You can detect this case when you will see TRACE,TRACE_CONTROLLER,TRACE_IO_SYNC as one of the major latch waits, further in master.dbo.sysprocesses you will see TRACE related waitresource column
- Excessive Parallelism
While parallelism is not the direct cause of NON-BUF Latches, however whenever we have excessive parallelism on muti-core processors machine (generally more than 16+ logical processors) , almost all the queries qualifies for the parallel plans.While LATCH_XX latches are used to synchronize internal structures used in parallel plan.
You can detect this case when you see ACCESS_METHODS_SCAN_RANGE_GENERATOR, ACCESS_METHODS_KEY_RANGE_GENERATOR as one of the major waittypes in sys.dm_os_latch_stats.
Further you may also see high CXPACKETS in sys.dm_os_wait_stats alongwith LATCH_EX latches as major waits. While waitresource column in master.dbo.sysprocesses might show waits on PARALLEL_PAGE_SUPPLIER.
- Very Heavy insert/update/deletes on Heap/BLOB data structures on the SQL instance
When there is heavy inserts/updates/deletes on heap/BLOB data structures, the internal memory structures which is used for allocation/deallocation of the pages to heap are synchronized using Non-BUF Page Latch.In one of my customer site, they had an audit table which was a heap table which was inserted heavily since every transaction in the application is logged in the audit table which causes excessive waits on LATCH_EX waits.

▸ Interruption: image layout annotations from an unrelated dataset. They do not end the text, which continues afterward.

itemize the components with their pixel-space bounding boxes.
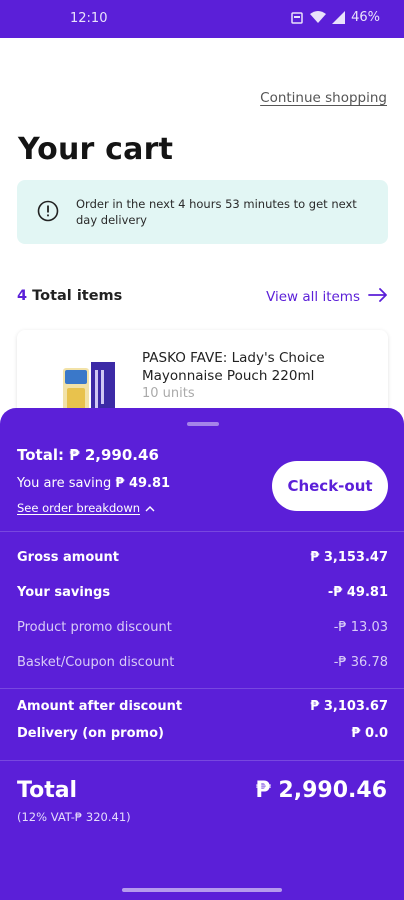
delivery-row: Delivery (on promo) ₱ 0.0 [17,726,388,741]
after-discount-row: Amount after discount ₱ 3,103.67 [17,699,388,714]
saving-value: ₱ 49.81 [115,476,171,491]
breakdown-row-value: -₱ 36.78 [333,655,388,670]
saving-label: You are saving [17,476,112,491]
info-icon [37,200,59,222]
divider [0,531,404,532]
battery-level: 46% [351,10,380,25]
gesture-nav-bar[interactable] [122,888,282,892]
breakdown-row: Your savings -₱ 49.81 [17,585,388,600]
chevron-up-icon [145,501,155,515]
after-row-label: Delivery (on promo) [17,726,164,741]
breakdown-row-value: ₱ 3,153.47 [310,550,388,565]
items-count-number: 4 [17,288,28,304]
breakdown-row-label: Gross amount [17,550,119,565]
divider [0,760,404,761]
items-header: 4 Total items View all items [17,286,388,310]
delivery-message: Order in the next 4 hours 53 minutes to … [76,197,357,227]
divider [0,688,404,689]
arrow-right-icon [368,288,388,306]
continue-shopping-link[interactable]: Continue shopping [260,90,387,106]
view-all-items-link[interactable]: View all items [266,288,388,306]
signal-icon [332,11,346,24]
items-count: 4 Total items [17,288,122,304]
breakdown-row-label: Product promo discount [17,620,172,635]
order-summary-sheet: Total: ₱ 2,990.46 You are saving ₱ 49.81… [0,408,404,900]
vat-note: (12% VAT-₱ 320.41) [17,810,131,824]
checkout-button[interactable]: Check-out [272,461,388,511]
status-time: 12:10 [70,11,108,26]
breakdown-row-value: -₱ 13.03 [333,620,388,635]
order-breakdown-toggle[interactable]: See order breakdown [17,501,155,515]
wifi-icon [310,11,327,24]
breakdown-row: Gross amount ₱ 3,153.47 [17,550,388,565]
breakdown-row-label: Your savings [17,585,111,600]
breakdown-row: Basket/Coupon discount -₱ 36.78 [17,655,388,670]
delivery-banner: Order in the next 4 hours 53 minutes to … [17,180,388,244]
product-name: PASKO FAVE: Lady's Choice Mayonnaise Pou… [142,350,325,384]
items-count-label: Total items [32,288,123,304]
view-all-label: View all items [266,289,360,305]
grand-total-value: ₱ 2,990.46 [255,778,387,803]
after-row-value: ₱ 3,103.67 [310,699,388,714]
grand-total-label: Total [17,778,78,803]
breakdown-label: See order breakdown [17,501,141,515]
after-row-label: Amount after discount [17,699,183,714]
breakdown-row-label: Basket/Coupon discount [17,655,175,670]
status-bar: 12:10 46% [0,0,404,38]
breakdown-row: Product promo discount -₱ 13.03 [17,620,388,635]
summary-total: Total: ₱ 2,990.46 [17,446,159,464]
breakdown-row-value: -₱ 49.81 [327,585,388,600]
notification-icon [290,11,304,25]
page-title: Your cart [18,132,174,167]
product-quantity: 10 units [142,386,195,401]
sheet-drag-handle[interactable] [187,422,219,426]
summary-saving: You are saving ₱ 49.81 [17,476,170,491]
after-row-value: ₱ 0.0 [351,726,388,741]
status-icons: 46% [290,10,380,25]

You can detect this case when you see ALLOC_FREESPACE_CACHE, ALLOC_EXTENT_CACHE, ALLOC_CREATE_FREESPACE_CACHE as one of the major waittype in sys.dm_os_latch_stats
While waitresource column in master.dbo.sysprocesses might show waits on IDES
- Excessive Auto-grow or Autoshrink Operation
Due to insufficient sizing or capacity planning, you might experience frequent Autogrow or if you Autoshrink turned ON, you might see frequent AUTOSHRINK. During growing or shrinking, SQL Server acquires FCB, FGCB_ALLOC latch to synchronize the access to the filegroup.You can detect this case when you see FCB, FGCB_ALLOC as one of the major waittype in sys.dm_os_latch_stats.
In this case, the waitresource columns in master.dbo.sysprocesses might show waits on FCB and FGCB_ALLOC
Please Note: The above information is purely based on my research and experience. The content should be treated AS IS and under no circumstance should be treated as offical documentation from Microsoft
Premier Field Engineer
Good Blog. Fantastic
Thanks a lot! In my case I was seeing high wait times on types: PREEMPTIVE_OS_FLUSHFILEBUFFERS and LATCH_SH which was caused by a database file autogrow of 1MB :). After changing the autogrow to 1024MB the issues did not reoccur.